【ロンドン/英国 28日 AFP】英控訴院は28日、米国の人気作家ダン・ブラウン(Dan Brown)氏がベストセラー小説「ダ・ヴィンチ・コード(The da Vinci Code)」の主要部分を盗作した事実はない、との裁定を下した。

 ブラウン氏が「ダ・ヴィンチ・コード」の主幹をなす節や着想を、別の著者の作品「レンヌ=ル=シャトーの謎-イエスの血脈と聖杯(The Holy Blood And The Holy Grail)」から盗作している、との告訴で、英高等裁判所では昨年4月、無罪を認定していた。
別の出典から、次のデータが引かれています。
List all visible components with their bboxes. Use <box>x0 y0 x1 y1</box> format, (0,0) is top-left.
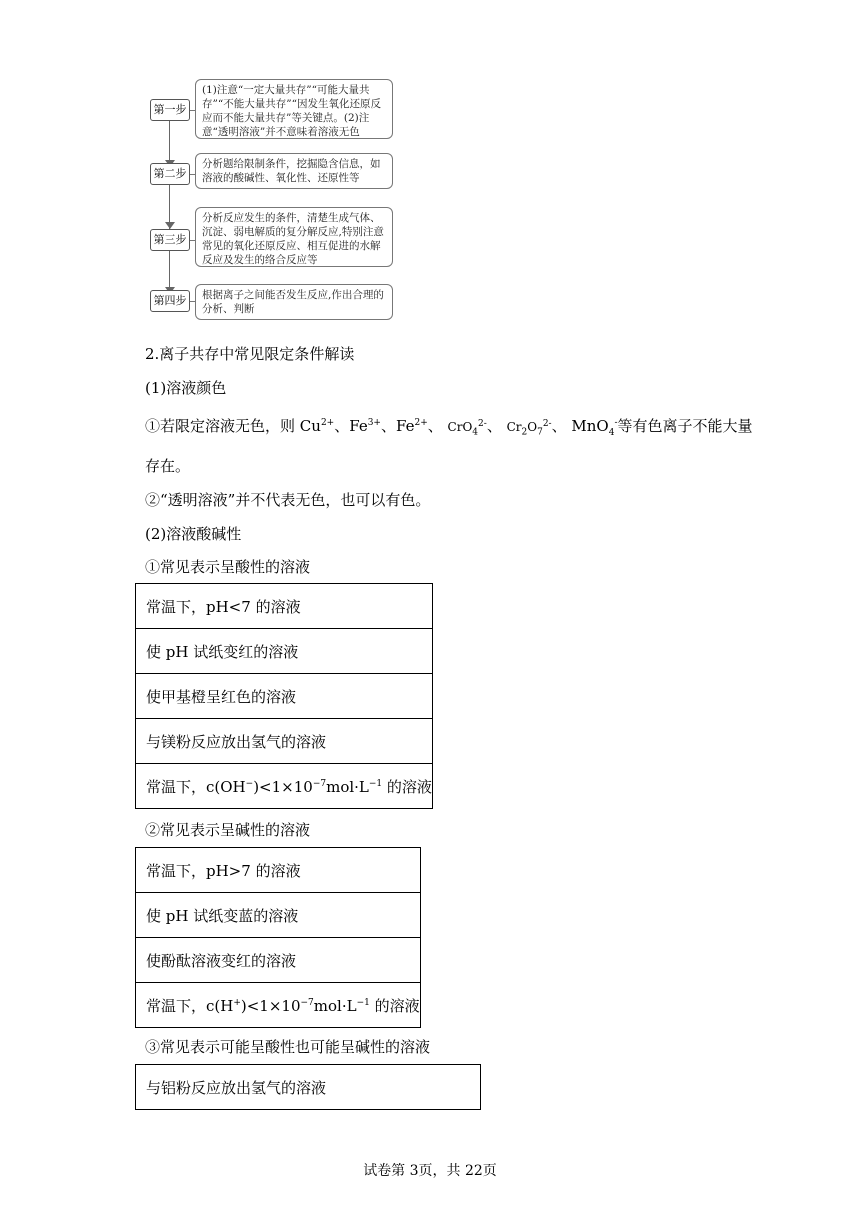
table-row: 常温下，$c(OH^-)<1\times 10^{-7}mol\cdot L^{-1}$ 的溶液 <box>136 764 433 809</box>
step-4-label: 第四步 <box>150 290 190 312</box>
table-row: 使 pH 试纸变蓝的溶液 <box>136 893 421 938</box>
step-3-label: 第三步 <box>150 229 190 251</box>
step-2-label: 第二步 <box>150 163 190 185</box>
acid-table <box>135 583 433 809</box>
flow-line <box>169 120 170 288</box>
table-row: 与铝粉反应放出氢气的溶液 <box>136 1065 481 1110</box>
step-3-box: 分析反应发生的条件，清楚生成气体、沉淀、弱电解质的复分解反应,特别注意常见的氧化还原反应、相互促进的水解反应及发生的络合反应等 <box>195 207 393 267</box>
section-heading: 2.离子共存中常见限定条件解读 <box>145 345 355 363</box>
transparent-note: ②“透明溶液”并不代表无色，也可以有色。 <box>145 491 431 509</box>
base-table <box>135 847 421 1028</box>
both-table <box>135 1064 481 1110</box>
base-table-title: ②常见表示呈碱性的溶液 <box>145 821 311 839</box>
subsection-color: (1)溶液颜色 <box>145 379 227 397</box>
table-row: 常温下，pH>7 的溶液 <box>136 848 421 893</box>
both-table-title: ③常见表示可能呈酸性也可能呈碱性的溶液 <box>145 1038 431 1056</box>
table-row: 使甲基橙呈红色的溶液 <box>136 674 433 719</box>
step-4-box: 根据离子之间能否发生反应,作出合理的分析、判断 <box>195 284 393 320</box>
step-2-box: 分析题给限制条件，挖掘隐含信息，如溶液的酸碱性、氧化性、还原性等 <box>195 153 393 189</box>
colored-ions-paragraph: ①若限定溶液无色，则 $Cu^{2+}$、$Fe^{3+}$、$Fe^{2+}$、 CrO$_4^{2-}$、 $Cr_2O_7^{2-}$、 MnO$_4$-等有色离子不能大量 <box>145 417 753 438</box>
step-1-label: 第一步 <box>150 99 190 121</box>
table-row: 常温下，$c(H^+)<1\times 10^{-7}mol\cdot L^{-1}$ 的溶液 <box>136 983 421 1028</box>
colored-ions-paragraph-cont: 存在。 <box>145 457 191 475</box>
step-1-box: (1)注意“一定大量共存”“可能大量共存”“不能大量共存”“因发生氧化还原反应而不能大量共存”等关键点。(2)注意“透明溶液”并不意味着溶液无色 <box>195 79 393 139</box>
table-row: 使 pH 试纸变红的溶液 <box>136 629 433 674</box>
table-row: 使酚酞溶液变红的溶液 <box>136 938 421 983</box>
acid-table-title: ①常见表示呈酸性的溶液 <box>145 558 311 576</box>
flow-arrow <box>165 222 175 229</box>
subsection-acidity: (2)溶液酸碱性 <box>145 525 242 543</box>
page-footer: 试卷第 3页，共 22页 <box>363 1163 497 1179</box>
table-row: 常温下，pH<7 的溶液 <box>136 584 433 629</box>
table-row: 与镁粉反应放出氢气的溶液 <box>136 719 433 764</box>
 高等裁判所の裁決を受け、「レンヌ=ル=シャトーの謎」の共著者であるマイケル・ベイジェント(Michael Baigent)氏とリチャード・リー(Richard Leigh)氏は控訴院に控訴していた。これまでの裁判費用は300万ポンド(約6億9000万円)と推測される。

「ダ・ヴィンチ・コード」は全世界で44か国語に翻訳、4000万冊以上を売り上げ、ブラウン氏を一躍、億万長者に仕立て上げた。

 28日の控訴審に、ブラウン氏自身は出廷しなかった。